I shut the door and smiled to myself, secure in my stone-cold mothering badass-i-tude... which point I was almost knocked over by Snoodie speeding past me on his way out the door, laughing hysterically. He reached the living room and in his jubilation began performing an elaborate "happy feet" dance. The gleam in his eyes told me that I had made a MAJOR miscalculation.

The Snood was drunk with freedom; the newfound ability to escape the confines of his bed appeared to be coursing through his veins like a drug.

And Snoodie wanted more.

Summoning my inner Supernanny, I blank-faced my son's increasingly complex footwork and hauled him back to bed without comment. I looked him in the eyes, delivered a firm "Night-Night!" and turned to leave.

Snoodie bested his time to the living room on his second escape and was spinning in manic circles by the time I scooped him up to put him back in bed again.

And again.

And again.

CUT TO: 2 and 1/2 hours later.

Snood and I are still at it. His exuberant escapes have become decidedly less exuberant over the course of the night, but still he is managing to go through the motions.

Like any good addict, the Snood seems determined to recapture the magic high of that first escape. He staggers out of bed again and again towards the living room, the ritual becoming increasingly desperate with each repetition.

But still it goes on.

Towards the end of the evening, Snoodie was limping forth from his room, too tired to even walk a straight line. As I watched this sorry display I turned to David and said,

"You realize that in the movie version of this we are the bad guys, right? The kid who just won't go down and keeps on staggering to his feet no matter what the big guys throw at him - HE'S THE HERO!"

David took this in with a concerned look on his face before my sister (who had observed our war of the wills from start to finish) chimed in,

"Not if the movie is Fatal Attraction. Then it's like when you keep thinking Glenn Close is dead, but instead she keeps on rearing back up and trying to kill Michael Douglas and his wife.
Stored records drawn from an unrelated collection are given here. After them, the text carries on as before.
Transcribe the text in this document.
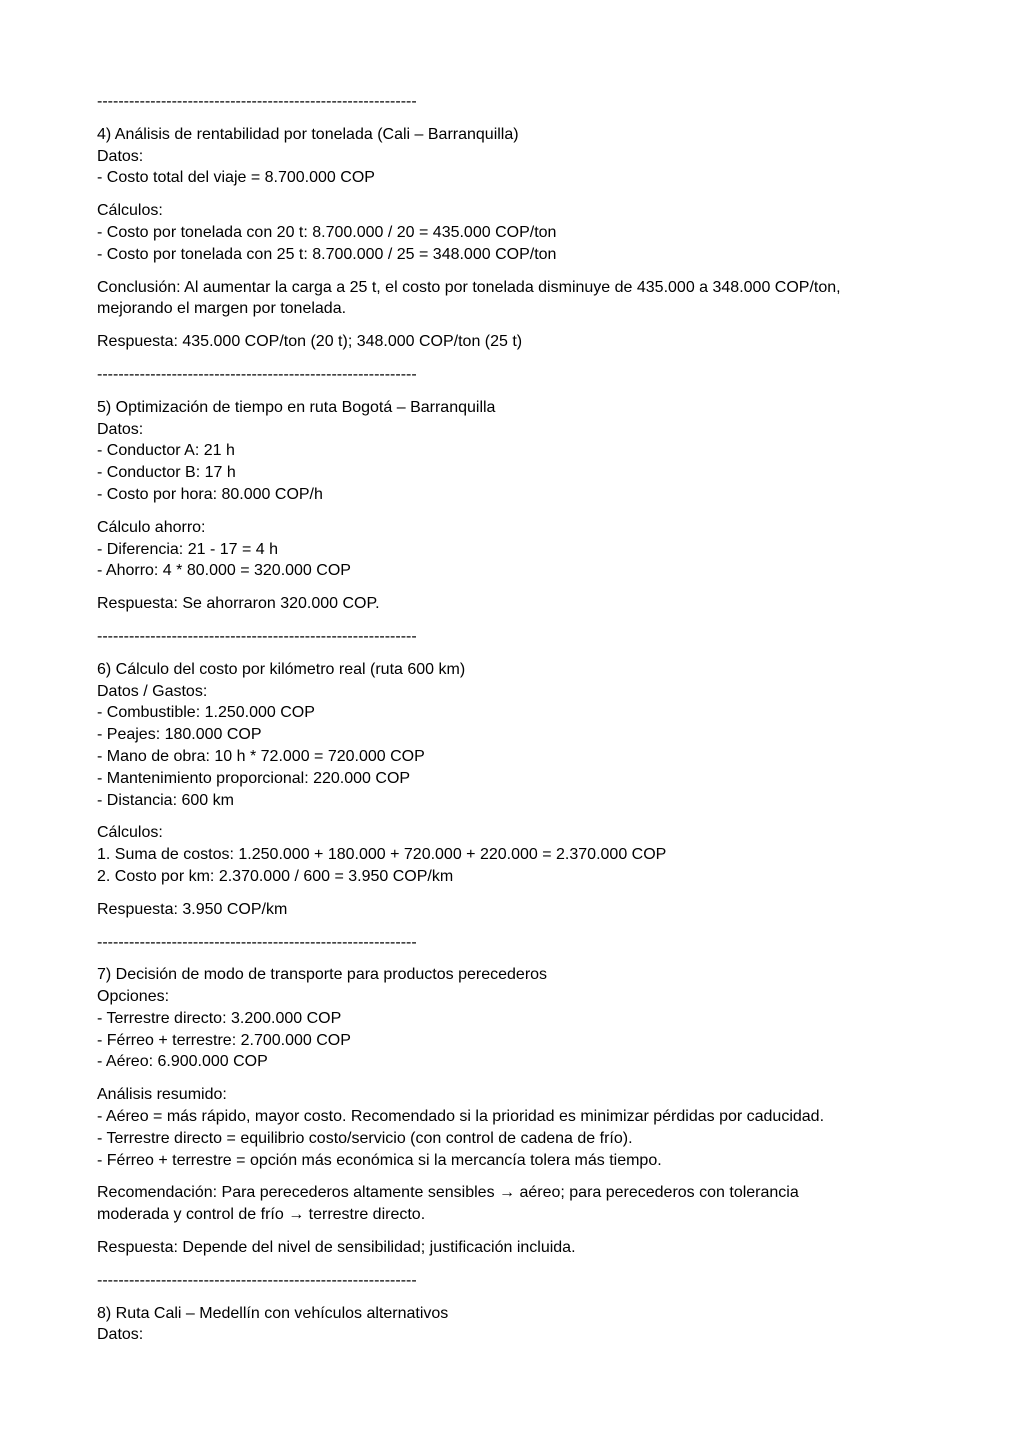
------------------------------------------------------------
4) Análisis de rentabilidad por tonelada (Cali – Barranquilla)
Datos:
- Costo total del viaje = 8.700.000 COP
Cálculos:
- Costo por tonelada con 20 t: 8.700.000 / 20 = 435.000 COP/ton
- Costo por tonelada con 25 t: 8.700.000 / 25 = 348.000 COP/ton
Conclusión: Al aumentar la carga a 25 t, el costo por tonelada disminuye de 435.000 a 348.000 COP/ton,
mejorando el margen por tonelada.
Respuesta: 435.000 COP/ton (20 t); 348.000 COP/ton (25 t)
------------------------------------------------------------
5) Optimización de tiempo en ruta Bogotá – Barranquilla
Datos:
- Conductor A: 21 h
- Conductor B: 17 h
- Costo por hora: 80.000 COP/h
Cálculo ahorro:
- Diferencia: 21 - 17 = 4 h
- Ahorro: 4 * 80.000 = 320.000 COP
Respuesta: Se ahorraron 320.000 COP.
------------------------------------------------------------
6) Cálculo del costo por kilómetro real (ruta 600 km)
Datos / Gastos:
- Combustible: 1.250.000 COP
- Peajes: 180.000 COP
- Mano de obra: 10 h * 72.000 = 720.000 COP
- Mantenimiento proporcional: 220.000 COP
- Distancia: 600 km
Cálculos:
1. Suma de costos: 1.250.000 + 180.000 + 720.000 + 220.000 = 2.370.000 COP
2. Costo por km: 2.370.000 / 600 = 3.950 COP/km
Respuesta: 3.950 COP/km
------------------------------------------------------------
7) Decisión de modo de transporte para productos perecederos
Opciones:
- Terrestre directo: 3.200.000 COP
- Férreo + terrestre: 2.700.000 COP
- Aéreo: 6.900.000 COP
Análisis resumido:
- Aéreo = más rápido, mayor costo. Recomendado si la prioridad es minimizar pérdidas por caducidad.
- Terrestre directo = equilibrio costo/servicio (con control de cadena de frío).
- Férreo + terrestre = opción más económica si la mercancía tolera más tiempo.
Recomendación: Para perecederos altamente sensibles → aéreo; para perecederos con tolerancia
moderada y control de frío → terrestre directo.
Respuesta: Depende del nivel de sensibilidad; justificación incluida.
------------------------------------------------------------
8) Ruta Cali – Medellín con vehículos alternativos
Datos:
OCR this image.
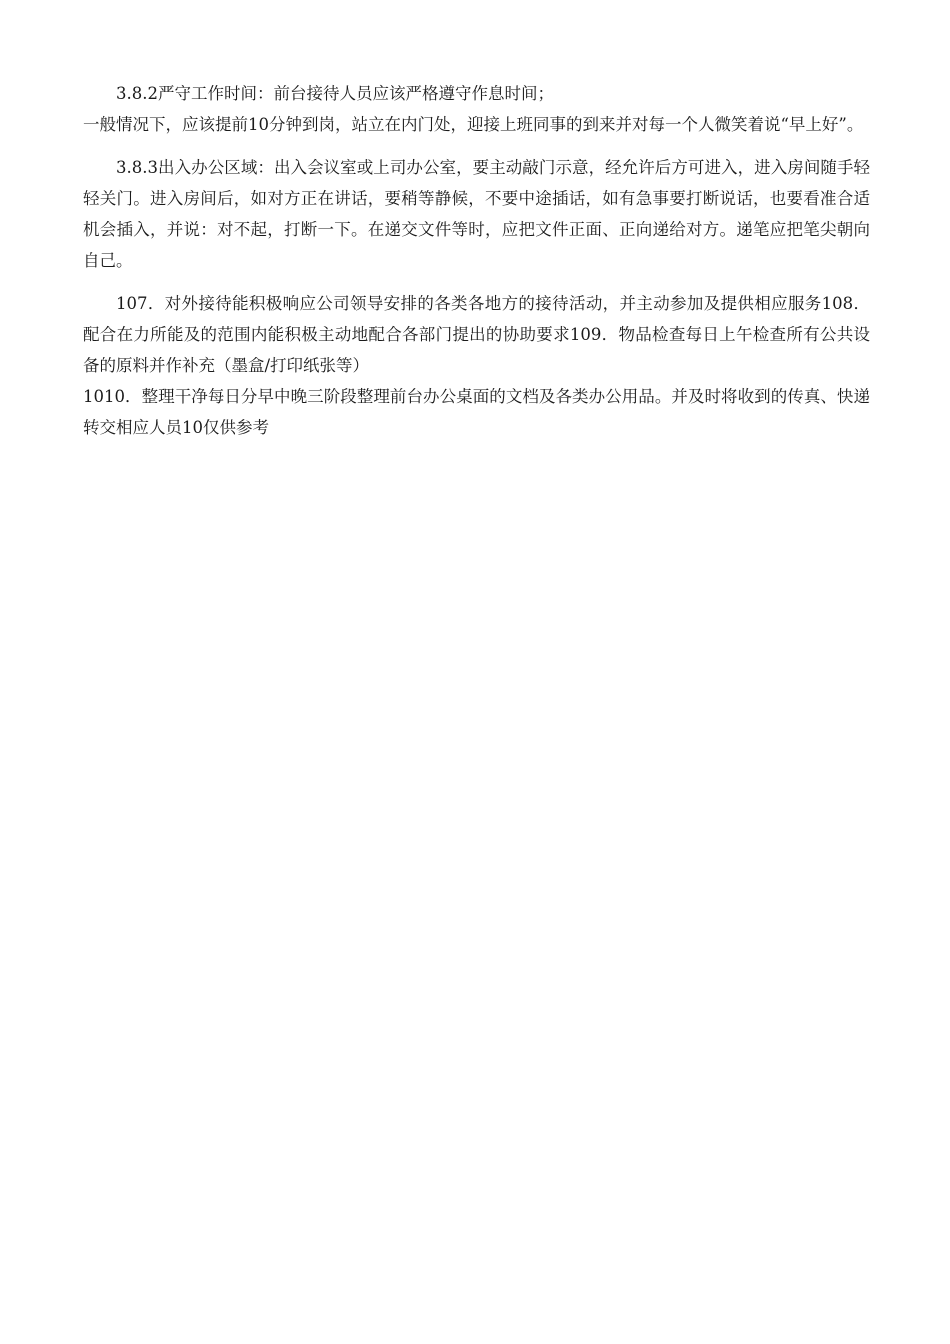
3.8.2严守工作时间：前台接待人员应该严格遵守作息时间；

一般情况下，应该提前10分钟到岗，站立在内门处，迎接上班同事的到来并对每一个人微笑着说“早上好”。

3.8.3出入办公区域：出入会议室或上司办公室，要主动敲门示意，经允许后方可进入，进入房间随手轻轻关门。进入房间后，如对方正在讲话，要稍等静候，不要中途插话，如有急事要打断说话，也要看准合适机会插入，并说：对不起，打断一下。在递交文件等时，应把文件正面、正向递给对方。递笔应把笔尖朝向自己。

107．对外接待能积极响应公司领导安排的各类各地方的接待活动，并主动参加及提供相应服务108．配合在力所能及的范围内能积极主动地配合各部门提出的协助要求109．物品检查每日上午检查所有公共设备的原料并作补充（墨盒/打印纸张等）

1010．整理干净每日分早中晚三阶段整理前台办公桌面的文档及各类办公用品。并及时将收到的传真、快递转交相应人员10仅供参考
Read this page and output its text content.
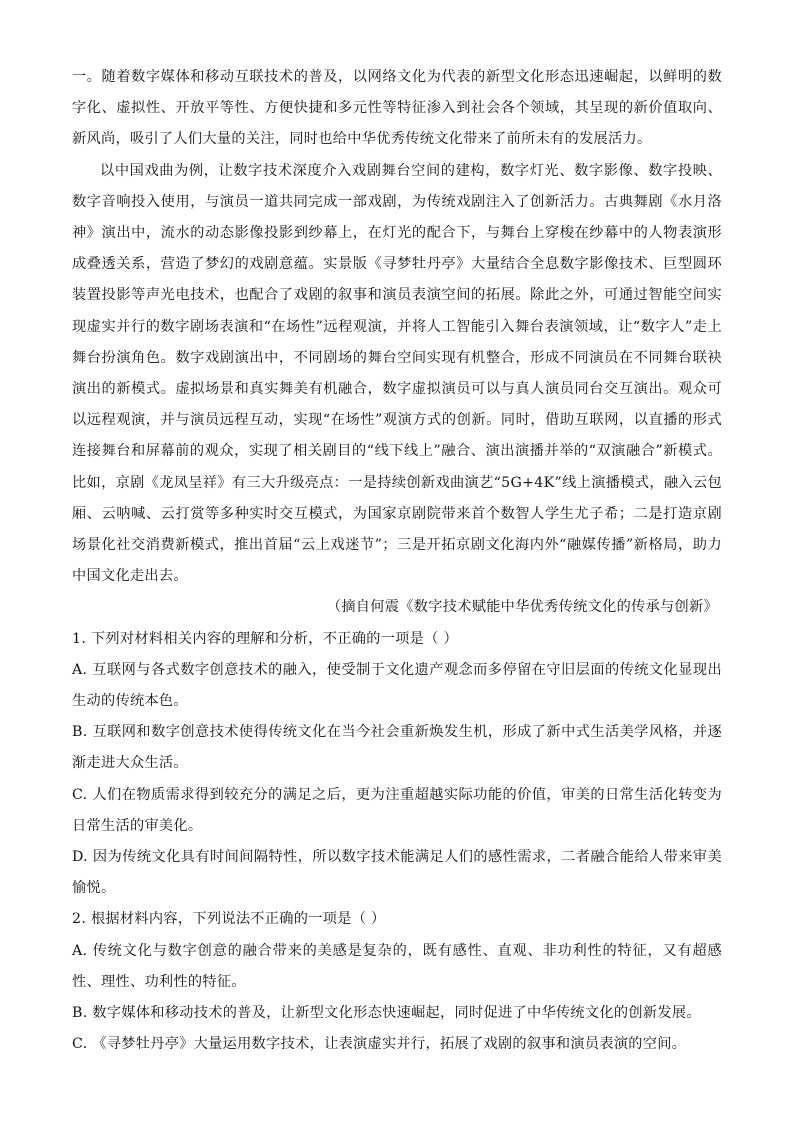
一。随着数字媒体和移动互联技术的普及，以网络文化为代表的新型文化形态迅速崛起，以鲜明的数字化、虚拟性、开放平等性、方便快捷和多元性等特征渗入到社会各个领域，其呈现的新价值取向、新风尚，吸引了人们大量的关注，同时也给中华优秀传统文化带来了前所未有的发展活力。

以中国戏曲为例，让数字技术深度介入戏剧舞台空间的建构，数字灯光、数字影像、数字投映、数字音响投入使用，与演员一道共同完成一部戏剧，为传统戏剧注入了创新活力。古典舞剧《水月洛神》演出中，流水的动态影像投影到纱幕上，在灯光的配合下，与舞台上穿梭在纱幕中的人物表演形成叠透关系，营造了梦幻的戏剧意蕴。实景版《寻梦牡丹亭》大量结合全息数字影像技术、巨型圆环装置投影等声光电技术，也配合了戏剧的叙事和演员表演空间的拓展。除此之外，可通过智能空间实现虚实并行的数字剧场表演和“在场性”远程观演，并将人工智能引入舞台表演领域，让“数字人”走上舞台扮演角色。数字戏剧演出中，不同剧场的舞台空间实现有机整合，形成不同演员在不同舞台联袂演出的新模式。虚拟场景和真实舞美有机融合，数字虚拟演员可以与真人演员同台交互演出。观众可以远程观演，并与演员远程互动，实现“在场性”观演方式的创新。同时，借助互联网，以直播的形式连接舞台和屏幕前的观众，实现了相关剧目的“线下线上”融合、演出演播并举的“双演融合”新模式。比如，京剧《龙凤呈祥》有三大升级亮点：一是持续创新戏曲演艺“5G+4K”线上演播模式，融入云包厢、云呐喊、云打赏等多种实时交互模式，为国家京剧院带来首个数智人学生尤子希；二是打造京剧场景化社交消费新模式，推出首届“云上戏迷节”；三是开拓京剧文化海内外“融媒传播”新格局，助力中国文化走出去。

（摘自何震《数字技术赋能中华优秀传统文化的传承与创新》

1. 下列对材料相关内容的理解和分析，不正确的一项是（ ）

A. 互联网与各式数字创意技术的融入，使受制于文化遗产观念而多停留在守旧层面的传统文化显现出生动的传统本色。

B. 互联网和数字创意技术使得传统文化在当今社会重新焕发生机，形成了新中式生活美学风格，并逐渐走进大众生活。

C. 人们在物质需求得到较充分的满足之后，更为注重超越实际功能的价值，审美的日常生活化转变为日常生活的审美化。

D. 因为传统文化具有时间间隔特性，所以数字技术能满足人们的感性需求，二者融合能给人带来审美愉悦。

2. 根据材料内容，下列说法不正确的一项是（ ）

A. 传统文化与数字创意的融合带来的美感是复杂的，既有感性、直观、非功利性的特征，又有超感性、理性、功利性的特征。

B. 数字媒体和移动技术的普及，让新型文化形态快速崛起，同时促进了中华传统文化的创新发展。

C. 《寻梦牡丹亭》大量运用数字技术，让表演虚实并行，拓展了戏剧的叙事和演员表演的空间。
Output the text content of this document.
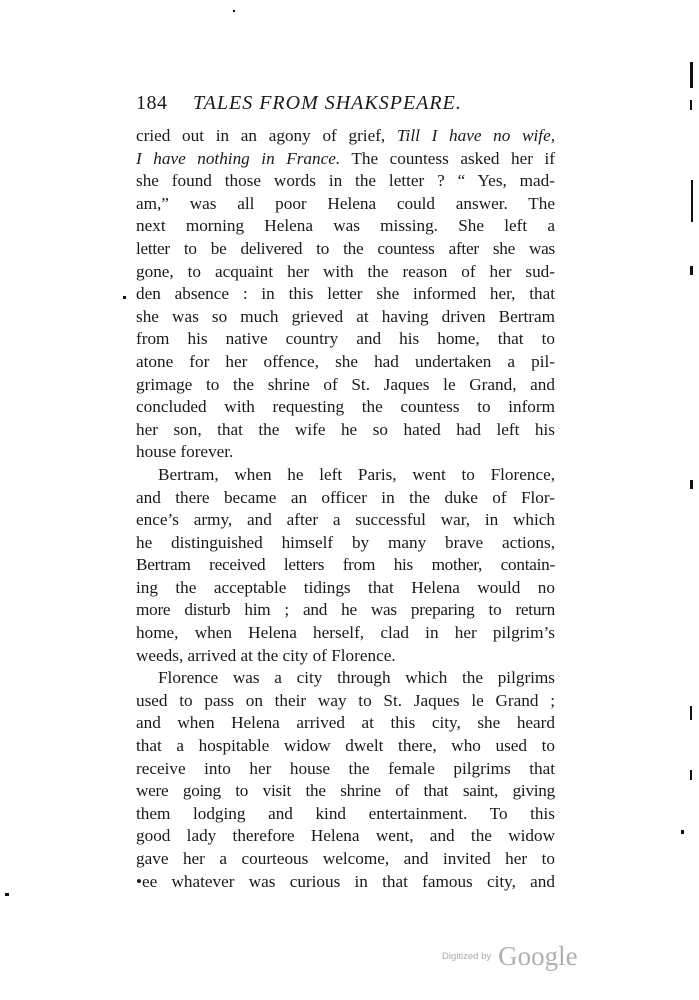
184 TALES FROM SHAKSPEARE.
cried out in an agony of grief, Till I have no wife,
I have nothing in France. The countess asked her if
she found those words in the letter ? “ Yes, mad-
am,” was all poor Helena could answer. The
next morning Helena was missing. She left a
letter to be delivered to the countess after she was
gone, to acquaint her with the reason of her sud-
den absence : in this letter she informed her, that
she was so much grieved at having driven Bertram
from his native country and his home, that to
atone for her offence, she had undertaken a pil-
grimage to the shrine of St. Jaques le Grand, and
concluded with requesting the countess to inform
her son, that the wife he so hated had left his
house forever.
Bertram, when he left Paris, went to Florence,
and there became an officer in the duke of Flor-
ence’s army, and after a successful war, in which
he distinguished himself by many brave actions,
Bertram received letters from his mother, contain-
ing the acceptable tidings that Helena would no
more disturb him ; and he was preparing to return
home, when Helena herself, clad in her pilgrim’s
weeds, arrived at the city of Florence.
Florence was a city through which the pilgrims
used to pass on their way to St. Jaques le Grand ;
and when Helena arrived at this city, she heard
that a hospitable widow dwelt there, who used to
receive into her house the female pilgrims that
were going to visit the shrine of that saint, giving
them lodging and kind entertainment. To this
good lady therefore Helena went, and the widow
gave her a courteous welcome, and invited her to
•ee whatever was curious in that famous city, and
Digitized by Google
In that case, you two AREN'T the villains, you're just the terrified victims of a sociopath's unrelenting rampage."

That made us feel better.

By 10pm Snoodie had given up and fallen asleep in bed, clutching Blue Bear lovingly and even snoring quietly. Since then, David and I have attempted to up our game each night in hopes of making the whole undertaking less fraught, but the Snood has matched us at every turn with his seemingly unlimited tactical skill.

When we added a doorknob cover so that he could no longer open the door, the Snood began crashing objects in his room with extreme prejudice until we got worried and opened the door to check on him. When we switched over to a baby gate at the doorway he started pitching his beloved Blue Bear into the hallway and then pathetically begging for his return.

I gotta hand it to the kid - he's good.

Still, we've managed to stay the course. Two days into the Big Boy Bed transition I was literally begging David to let me move Snoodie back to the crib, but my husband held firm:

"There's too much blood on the sand at this point," he explained. "We've got no choice but to hold the beach."

And (husband's favorite phrase alert!) he was right. The nights since have gotten easier. We're getting our time from bedtime to sleep down by about an hour each night. And today for the first time I am proud to announce that Snoodie NAPPED IN THE BIG BOY BED!!!

Ah, Sweet Victory!

Sure, it took two-and-a-half hours, but who's counting?